Matthew Ormseth, Los Angeles Times on

Published in News & Features

LOS ANGELES -- Midway through explaining how an inmate who'd tested positive for COVID-19 had been placed in his unit at Chuckawalla Valley State Prison, Gary Croom paused.

"Here," he told a reporter. "I'm going to give him the phone."

Saddled with guilt, worried he might touch off a resurgence of the disease that swept through the prison on the eastern edge of Riverside County a month ago, Alejandro Cantu took the phone.

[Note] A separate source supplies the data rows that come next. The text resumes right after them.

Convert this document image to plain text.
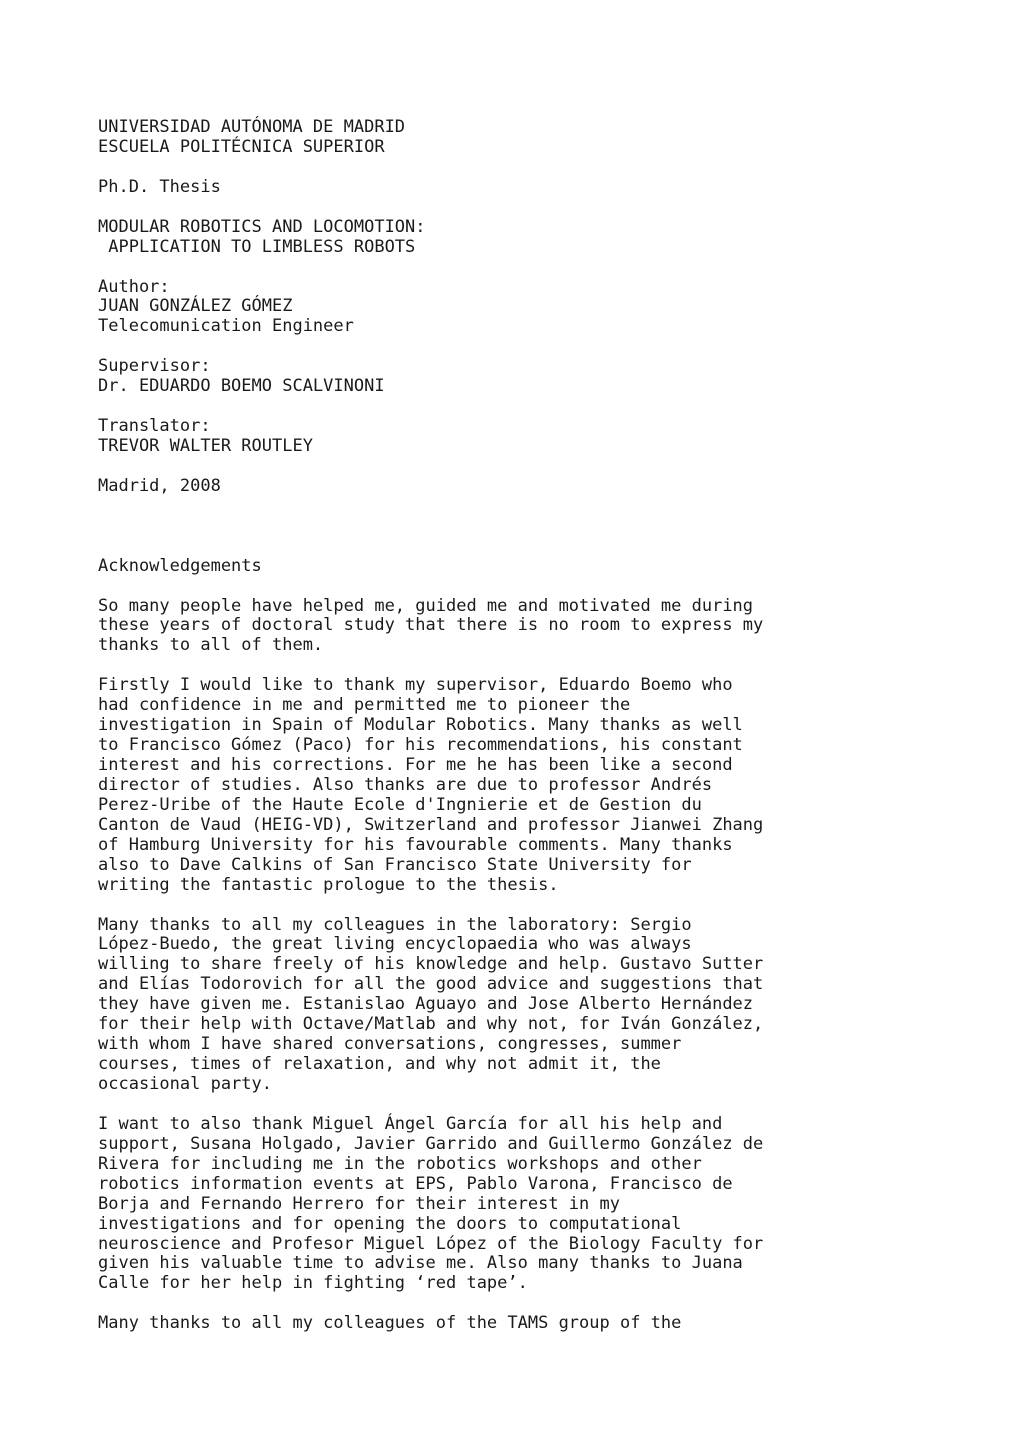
UNIVERSIDAD AUTÓNOMA DE MADRID
ESCUELA POLITÉCNICA SUPERIOR
Ph.D. Thesis
MODULAR ROBOTICS AND LOCOMOTION:
APPLICATION TO LIMBLESS ROBOTS
Author:
JUAN GONZÁLEZ GÓMEZ
Telecomunication Engineer
Supervisor:
Dr. EDUARDO BOEMO SCALVINONI
Translator:
TREVOR WALTER ROUTLEY
Madrid, 2008
Acknowledgements
So many people have helped me, guided me and motivated me during
these years of doctoral study that there is no room to express my
thanks to all of them.
Firstly I would like to thank my supervisor, Eduardo Boemo who
had confidence in me and permitted me to pioneer the
investigation in Spain of Modular Robotics. Many thanks as well
to Francisco Gómez (Paco) for his recommendations, his constant
interest and his corrections. For me he has been like a second
director of studies. Also thanks are due to professor Andrés
Perez-Uribe of the Haute Ecole d'Ingnierie et de Gestion du
Canton de Vaud (HEIG-VD), Switzerland and professor Jianwei Zhang
of Hamburg University for his favourable comments. Many thanks
also to Dave Calkins of San Francisco State University for
writing the fantastic prologue to the thesis.
Many thanks to all my colleagues in the laboratory: Sergio
López-Buedo, the great living encyclopaedia who was always
willing to share freely of his knowledge and help. Gustavo Sutter
and Elías Todorovich for all the good advice and suggestions that
they have given me. Estanislao Aguayo and Jose Alberto Hernández
for their help with Octave/Matlab and why not, for Iván González,
with whom I have shared conversations, congresses, summer
courses, times of relaxation, and why not admit it, the
occasional party.
I want to also thank Miguel Ángel García for all his help and
support, Susana Holgado, Javier Garrido and Guillermo González de
Rivera for including me in the robotics workshops and other
robotics information events at EPS, Pablo Varona, Francisco de
Borja and Fernando Herrero for their interest in my
investigations and for opening the doors to computational
neuroscience and Profesor Miguel López of the Biology Faculty for
given his valuable time to advise me. Also many thanks to Juana
Calle for her help in fighting ‘red tape’.
Many thanks to all my colleagues of the TAMS group of the
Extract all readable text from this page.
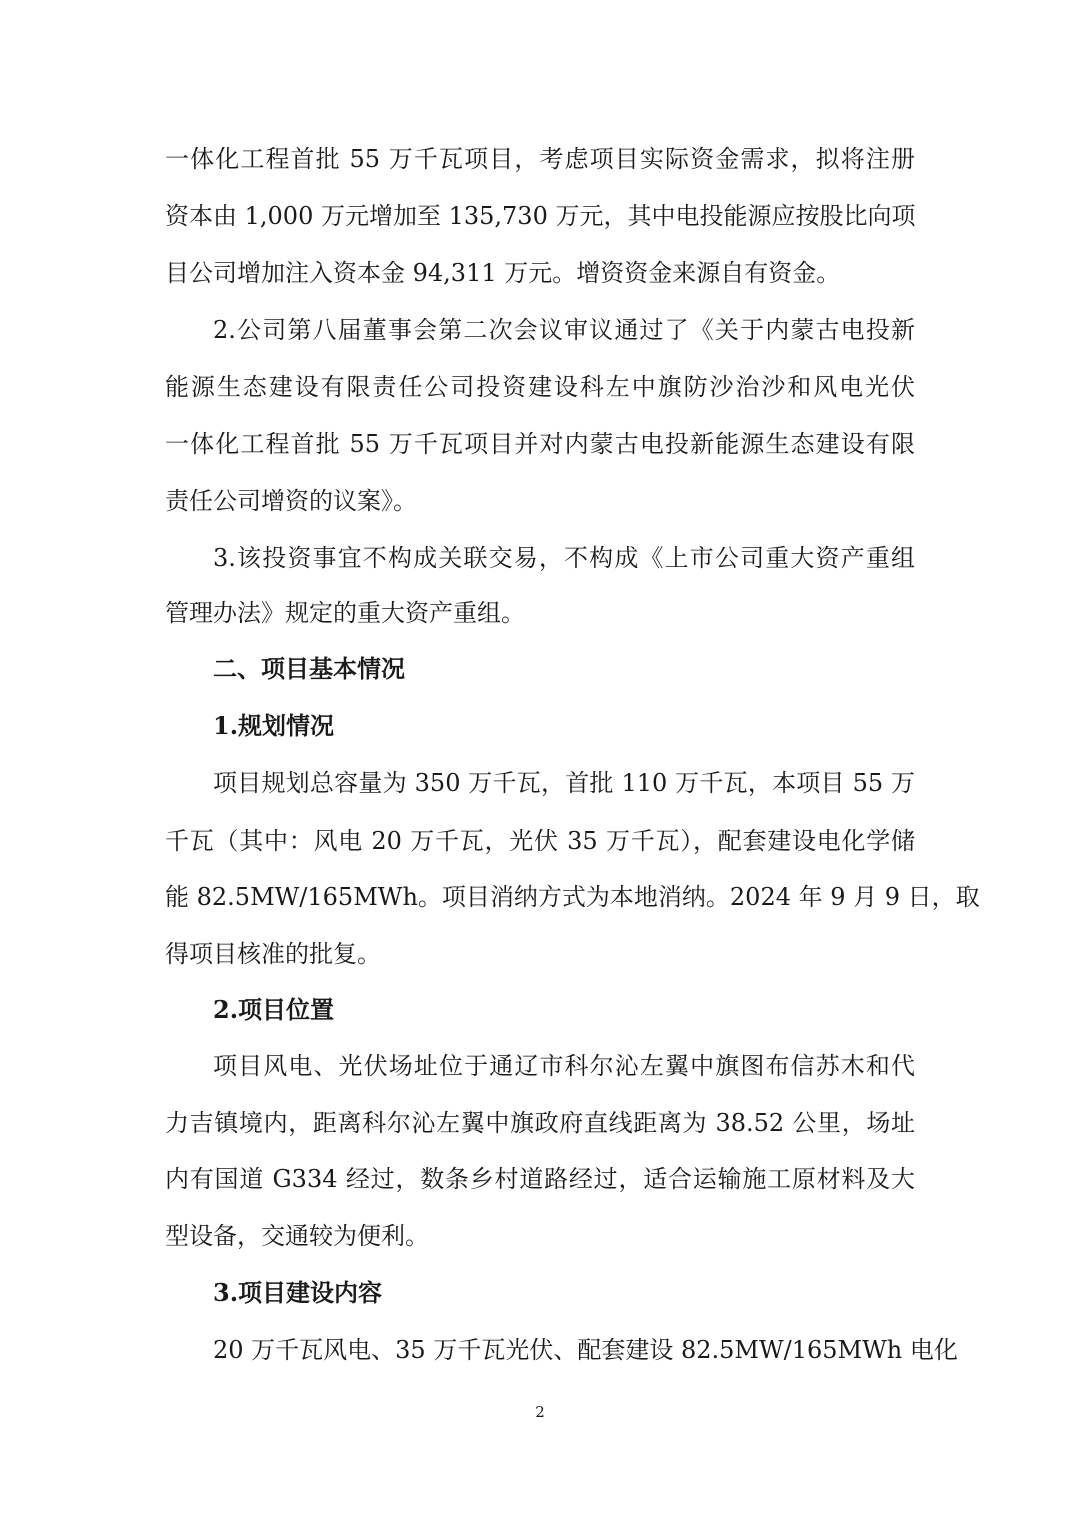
一体化工程首批 55 万千瓦项目，考虑项目实际资金需求，拟将注册
资本由 1,000 万元增加至 135,730 万元，其中电投能源应按股比向项
目公司增加注入资本金 94,311 万元。增资资金来源自有资金。
2.公司第八届董事会第二次会议审议通过了《关于内蒙古电投新
能源生态建设有限责任公司投资建设科左中旗防沙治沙和风电光伏
一体化工程首批 55 万千瓦项目并对内蒙古电投新能源生态建设有限
责任公司增资的议案》。
3.该投资事宜不构成关联交易，不构成《上市公司重大资产重组
管理办法》规定的重大资产重组。
二、项目基本情况
1.规划情况
项目规划总容量为 350 万千瓦，首批 110 万千瓦，本项目 55 万
千瓦（其中：风电 20 万千瓦，光伏 35 万千瓦），配套建设电化学储
能 82.5MW/165MWh。项目消纳方式为本地消纳。2024 年 9 月 9 日，取
得项目核准的批复。
2.项目位置
项目风电、光伏场址位于通辽市科尔沁左翼中旗图布信苏木和代
力吉镇境内，距离科尔沁左翼中旗政府直线距离为 38.52 公里，场址
内有国道 G334 经过，数条乡村道路经过，适合运输施工原材料及大
型设备，交通较为便利。
3.项目建设内容
20 万千瓦风电、35 万千瓦光伏、配套建设 82.5MW/165MWh 电化
2
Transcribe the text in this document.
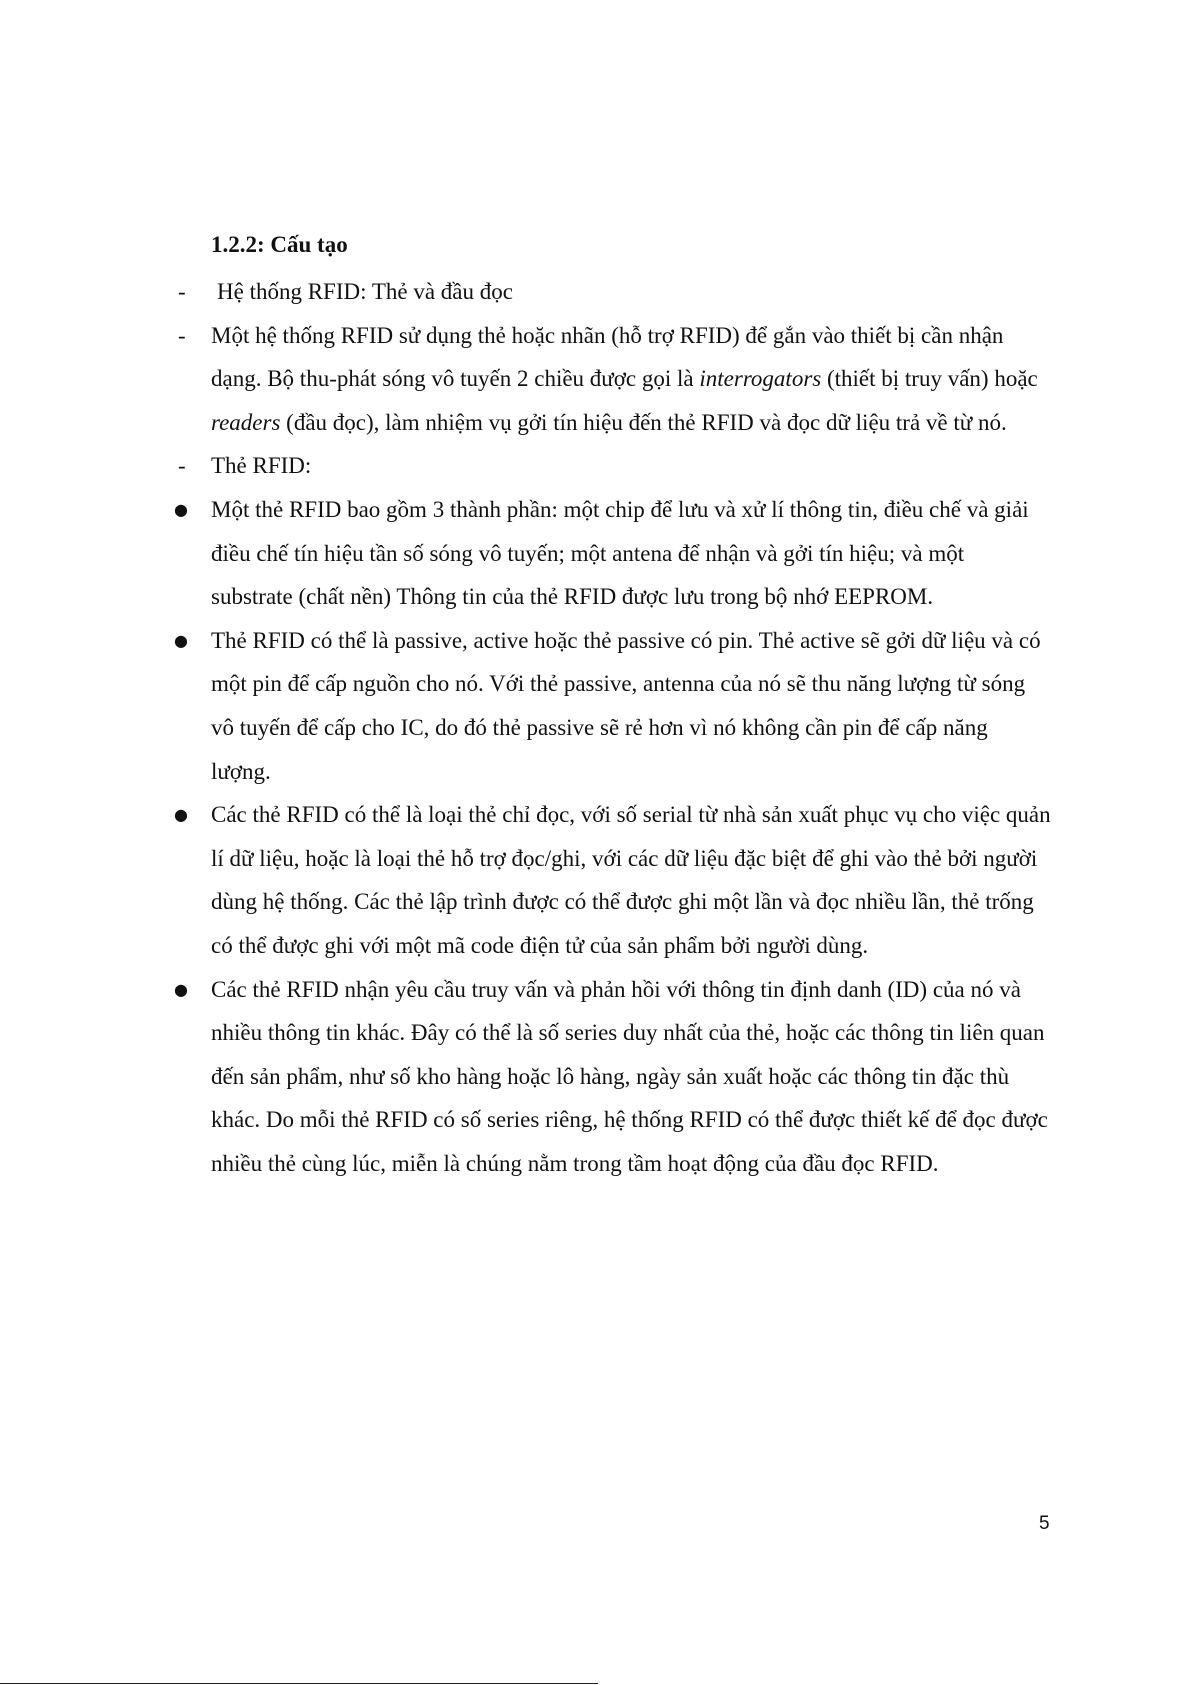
1.2.2: Cấu tạo
-	Hệ thống RFID: Thẻ và đầu đọc

-	Một hệ thống RFID sử dụng thẻ hoặc nhãn (hỗ trợ RFID) để gắn vào thiết bị cần nhận dạng. Bộ thu-phát sóng vô tuyến 2 chiều được gọi là interrogators (thiết bị truy vấn) hoặc readers (đầu đọc), làm nhiệm vụ gởi tín hiệu đến thẻ RFID và đọc dữ liệu trả về từ nó.

-	Thẻ RFID:

● Một thẻ RFID bao gồm 3 thành phần: một chip để lưu và xử lí thông tin, điều chế và giải điều chế tín hiệu tần số sóng vô tuyến; một antena để nhận và gởi tín hiệu; và một substrate (chất nền) Thông tin của thẻ RFID được lưu trong bộ nhớ EEPROM.

● Thẻ RFID có thể là passive, active hoặc thẻ passive có pin. Thẻ active sẽ gởi dữ liệu và có một pin để cấp nguồn cho nó. Với thẻ passive, antenna của nó sẽ thu năng lượng từ sóng vô tuyến để cấp cho IC, do đó thẻ passive sẽ rẻ hơn vì nó không cần pin để cấp năng lượng.

● Các thẻ RFID có thể là loại thẻ chỉ đọc, với số serial từ nhà sản xuất phục vụ cho việc quản lí dữ liệu, hoặc là loại thẻ hỗ trợ đọc/ghi, với các dữ liệu đặc biệt để ghi vào thẻ bởi người dùng hệ thống. Các thẻ lập trình được có thể được ghi một lần và đọc nhiều lần, thẻ trống có thể được ghi với một mã code điện tử của sản phẩm bởi người dùng.

● Các thẻ RFID nhận yêu cầu truy vấn và phản hồi với thông tin định danh (ID) của nó và nhiều thông tin khác. Đây có thể là số series duy nhất của thẻ, hoặc các thông tin liên quan đến sản phẩm, như số kho hàng hoặc lô hàng, ngày sản xuất hoặc các thông tin đặc thù khác. Do mỗi thẻ RFID có số series riêng, hệ thống RFID có thể được thiết kế để đọc được nhiều thẻ cùng lúc, miễn là chúng nằm trong tầm hoạt động của đầu đọc RFID.

5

Last week, Cantu explained, he broke his leg playing basketball on the yard and was taken to John F. Kennedy Memorial Hospital in Indio.

Cantu, 34, had first tested positive for COVID-19, the disease caused by the novel coronavirus, about a month earlier. Before undergoing surgery, he was tested again. The results came back five days ago, he said: still positive.

After the surgery, Cantu was brought back to Chuckawalla on Monday, he said. Despite his diagnosis, the prison staff placed him in a pod -- a small, enclosed space where inmates bunk a few feet apart -- that houses 11 other men, none of them infected, Cantu said.


"They brought him in," Croom, his bunk mate, recalled, "and he said, 'You guys don't have COVID?'"

Cantu said he told a sergeant he'd recently tested positive for COVID-19, but the sergeant brushed it off, saying that because he'd first tested positive for the disease a month ago, he could no longer transmit the disease. The sergeant, Cantu said, essentially told him "it wasn't a big deal."

Whether or not he is contagious, Cantu questioned why he wasn't placed in quarantine or at least in a building that houses infected inmates.

A spokeswoman for the California Department of Corrections and Rehabilitation didn't immediately respond to a request for comment.